15 Diversos programas foram criados nesse sentido, como o Fundo de Manutenção e Desenvolvimento do Ensino e Valorização do Magistério (FUNDEF); o Programa Dinheiro Direto na Escola; o Programa Merenda Escolar; e o Programa Escola Jovem. Segundo Zanardini,“Em todos esses programas está presente uma premissa

fundamental de gestão que se quer implementar: a redução dos custos empreendidos pelo Estado” (2006, p. 133).

mercadológicos.

Tendo o Estado recontextualizado os termos progressistas das pautas de luta pela qualidade do ensino e democratização da escola dos anos 1980, dando sentidos muito (im)próprios a esses conceitos no contexto das reformas neoliberais dos anos 1990, a luta contra o projeto hegemônico de educação desloca-se da Gestão Democrática para o campo da Avaliação, onde agora o Estado cumpre papel regulador, centralizador e de indução de resultados.
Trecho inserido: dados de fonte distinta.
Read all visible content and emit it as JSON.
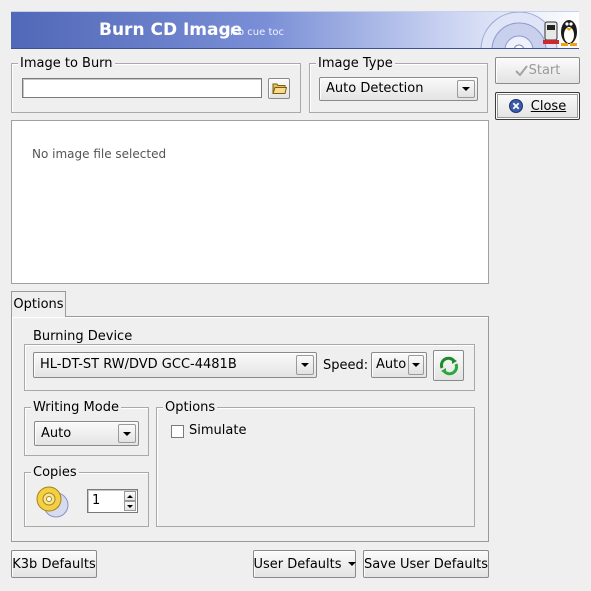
{
  "header": {
    "title": "Burn CD Image",
    "subtitle": "iso cue toc",
    "logo_icon": "k3b-penguin-cd-logo"
  },
  "image_to_burn": {
    "group_title": "Image to Burn",
    "path_value": "",
    "browse_icon": "folder-open-icon"
  },
  "image_type": {
    "group_title": "Image Type",
    "selected": "Auto Detection"
  },
  "actions": {
    "start_label": "Start",
    "start_icon": "check-icon",
    "close_label": "Close",
    "close_icon": "close-circle-icon"
  },
  "preview": {
    "message": "No image file selected"
  },
  "tabs": [
    {
      "label": "Options",
      "active": true
    }
  ],
  "burning_device": {
    "group_title": "Burning Device",
    "device": "HL-DT-ST RW/DVD GCC-4481B",
    "speed_label": "Speed:",
    "speed": "Auto",
    "refresh_icon": "refresh-device-icon"
  },
  "writing_mode": {
    "group_title": "Writing Mode",
    "selected": "Auto"
  },
  "options": {
    "group_title": "Options",
    "simulate_label": "Simulate",
    "simulate_checked": false
  },
  "copies": {
    "group_title": "Copies",
    "value": "1",
    "icon": "cd-copies-icon"
  },
  "footer": {
    "k3b_defaults": "K3b Defaults",
    "user_defaults": "User Defaults",
    "save_user_defaults": "Save User Defaults"
  },
  "colors": {
    "banner_start": "#5168b8",
    "banner_end": "#ffffff",
    "window_bg": "#efefef"
  }
}
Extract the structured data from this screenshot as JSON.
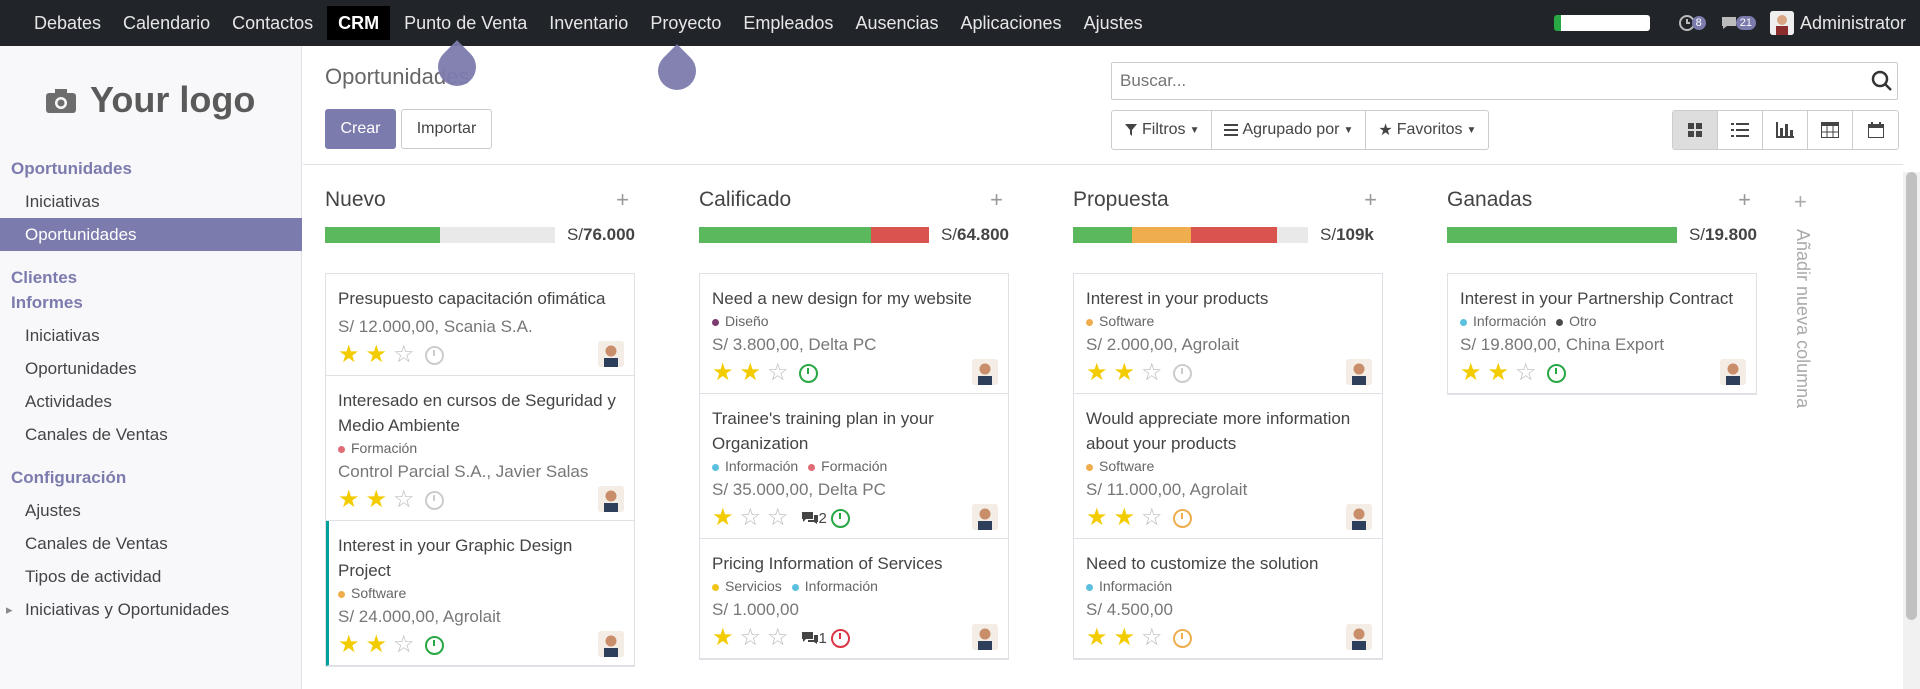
{
  "nav": {
    "apps": [
      "Debates",
      "Calendario",
      "Contactos",
      "CRM",
      "Punto de Venta",
      "Inventario",
      "Proyecto",
      "Empleados",
      "Ausencias",
      "Aplicaciones",
      "Ajustes"
    ],
    "active_app": "CRM",
    "activities_count": "8",
    "messages_count": "21",
    "user": "Administrator"
  },
  "sidebar": {
    "logo": "Your logo",
    "sections": [
      {
        "title": "Oportunidades",
        "items": [
          "Iniciativas",
          "Oportunidades"
        ]
      },
      {
        "title": "Clientes",
        "items": []
      },
      {
        "title": "Informes",
        "items": [
          "Iniciativas",
          "Oportunidades",
          "Actividades",
          "Canales de Ventas"
        ]
      },
      {
        "title": "Configuración",
        "items": [
          "Ajustes",
          "Canales de Ventas",
          "Tipos de actividad",
          "Iniciativas y Oportunidades"
        ]
      }
    ],
    "active_item": "Oportunidades"
  },
  "control": {
    "title": "Oportunidades",
    "create": "Crear",
    "import": "Importar",
    "search_placeholder": "Buscar...",
    "filters": "Filtros",
    "group_by": "Agrupado por",
    "favorites": "Favoritos"
  },
  "columns": [
    {
      "title": "Nuevo",
      "amount_prefix": "S/",
      "amount": "76.000",
      "progress": [
        {
          "color": "#5cb85c",
          "pct": 0.5
        }
      ],
      "cards": [
        {
          "title": "Presupuesto capacitación ofimática",
          "tags": [],
          "money": "S/ 12.000,00, Scania S.A.",
          "stars": 2,
          "clock": "grey"
        },
        {
          "title": "Interesado en cursos de Seguridad y Medio Ambiente",
          "tags": [
            {
              "name": "Formación",
              "color": "#e06c75"
            }
          ],
          "money": "Control Parcial S.A., Javier Salas",
          "stars": 2,
          "clock": "grey"
        },
        {
          "title": "Interest in your Graphic Design Project",
          "tags": [
            {
              "name": "Software",
              "color": "#f0ad4e"
            }
          ],
          "money": "S/ 24.000,00, Agrolait",
          "stars": 2,
          "clock": "green",
          "selected": true
        }
      ]
    },
    {
      "title": "Calificado",
      "amount_prefix": "S/",
      "amount": "64.800",
      "progress": [
        {
          "color": "#5cb85c",
          "pct": 0.75
        },
        {
          "color": "#d9534f",
          "pct": 0.25
        }
      ],
      "cards": [
        {
          "title": "Need a new design for my website",
          "tags": [
            {
              "name": "Diseño",
              "color": "#7b3b6f"
            }
          ],
          "money": "S/ 3.800,00, Delta PC",
          "stars": 2,
          "clock": "green"
        },
        {
          "title": "Trainee's training plan in your Organization",
          "tags": [
            {
              "name": "Información",
              "color": "#5bc0de"
            },
            {
              "name": "Formación",
              "color": "#e06c75"
            }
          ],
          "money": "S/ 35.000,00, Delta PC",
          "stars": 1,
          "messages": "2",
          "clock": "green"
        },
        {
          "title": "Pricing Information of Services",
          "tags": [
            {
              "name": "Servicios",
              "color": "#f0c419"
            },
            {
              "name": "Información",
              "color": "#5bc0de"
            }
          ],
          "money": "S/ 1.000,00",
          "stars": 1,
          "messages": "1",
          "clock": "red"
        }
      ]
    },
    {
      "title": "Propuesta",
      "amount_prefix": "S/",
      "amount": "109k",
      "progress": [
        {
          "color": "#5cb85c",
          "pct": 0.25
        },
        {
          "color": "#f0ad4e",
          "pct": 0.25
        },
        {
          "color": "#d9534f",
          "pct": 0.37
        }
      ],
      "cards": [
        {
          "title": "Interest in your products",
          "tags": [
            {
              "name": "Software",
              "color": "#f0ad4e"
            }
          ],
          "money": "S/ 2.000,00, Agrolait",
          "stars": 2,
          "clock": "grey"
        },
        {
          "title": "Would appreciate more information about your products",
          "tags": [
            {
              "name": "Software",
              "color": "#f0ad4e"
            }
          ],
          "money": "S/ 11.000,00, Agrolait",
          "stars": 2,
          "clock": "orange"
        },
        {
          "title": "Need to customize the solution",
          "tags": [
            {
              "name": "Información",
              "color": "#5bc0de"
            }
          ],
          "money": "S/ 4.500,00",
          "stars": 2,
          "clock": "orange"
        }
      ]
    },
    {
      "title": "Ganadas",
      "amount_prefix": "S/",
      "amount": "19.800",
      "progress": [
        {
          "color": "#5cb85c",
          "pct": 1.0
        }
      ],
      "cards": [
        {
          "title": "Interest in your Partnership Contract",
          "tags": [
            {
              "name": "Información",
              "color": "#5bc0de"
            },
            {
              "name": "Otro",
              "color": "#4a4a4a"
            }
          ],
          "money": "S/ 19.800,00, China Export",
          "stars": 2,
          "clock": "green"
        }
      ]
    }
  ],
  "add_column": "Añadir nueva columna"
}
Conferindo uma dimensão de cálculo estratégico que levariam a tais deslocamentos, Saes (2006, p. 51) pontua:

Sendo politicamente difícil a supressão do princípio da participação popular ali onde ele foi legalmente reconhecido por obra da pressão popular, a classe capitalista e a alta burguesia estatal procuram, em momento posterior à sua instauração, deturpar, confinar ou corromper a aplicação de tal princípio. Embora tenha se verificado que, durante os anos 1990, as políticas educacionais de viés participacionista em muitos casos fracassaram no objetivo de melhorar a qualidade do ensino e de transformar a escola em uma instituição mais democrática, seja pelo “boicote” estatal ou da classe capitalista, como analisa Saes (2006), pode-se compreender tal processo a partir da análise da própria instituição escolar, que manteve seu modelo predominante de ensino não obstante o reordenamento legal dos processos de gestão.

Ghanem (2004) aponta diversos estudos que buscaram compreender o fracasso das políticas participacionistas, e que apontam várias determinantes, indo desde a resistência da burocracia estatal e de seus prepostos à redistribuição do poder que detêm, às barreiras para a ação coletiva devido à heterogeneidade dos integrantes da comunidade que compõe a escola (Avancine apud GHANEM, 2004). O autor, porém, aposta que o responsável maior pelo fracasso na democratização da escola talvez não tenha sido o caráter das políticas implementadas, mas, antes, a concomitante manutenção de um modelo predominante de educação escolar. Enquanto a gestão escolar estava aberta à participação dos sujeitos, o modelo de escola continuava a ser o de uma agência especializada em transmitir saberes considerados legítimos e indispensáveis a todos, ainda que sejam em grande parte alheios às necessidades mais importantes dos diferentes grupos sociais que agora a compõem (GHANEM, 2004, P. 16) – o que vale para todos os níveis de ensino.

Dessa forma, as dificuldades que a escola tem encontrado para administrar as relações entre o mundo interior e o mundo exterior, ou seja, entre o mundo escolar e o mundo juvenil, refletem as dificuldades que os jovens, principalmente das classes populares, encontram para

construir sua experiência e sua integração subjetiva numa escola que mantém formas seculares num contexto social inteiramente diverso, o que traz a necessidade de transformar profundamente as regras, os métodos e os objetivos dessa escola massificada (DUBET, 1994; SPOSITO, 2005).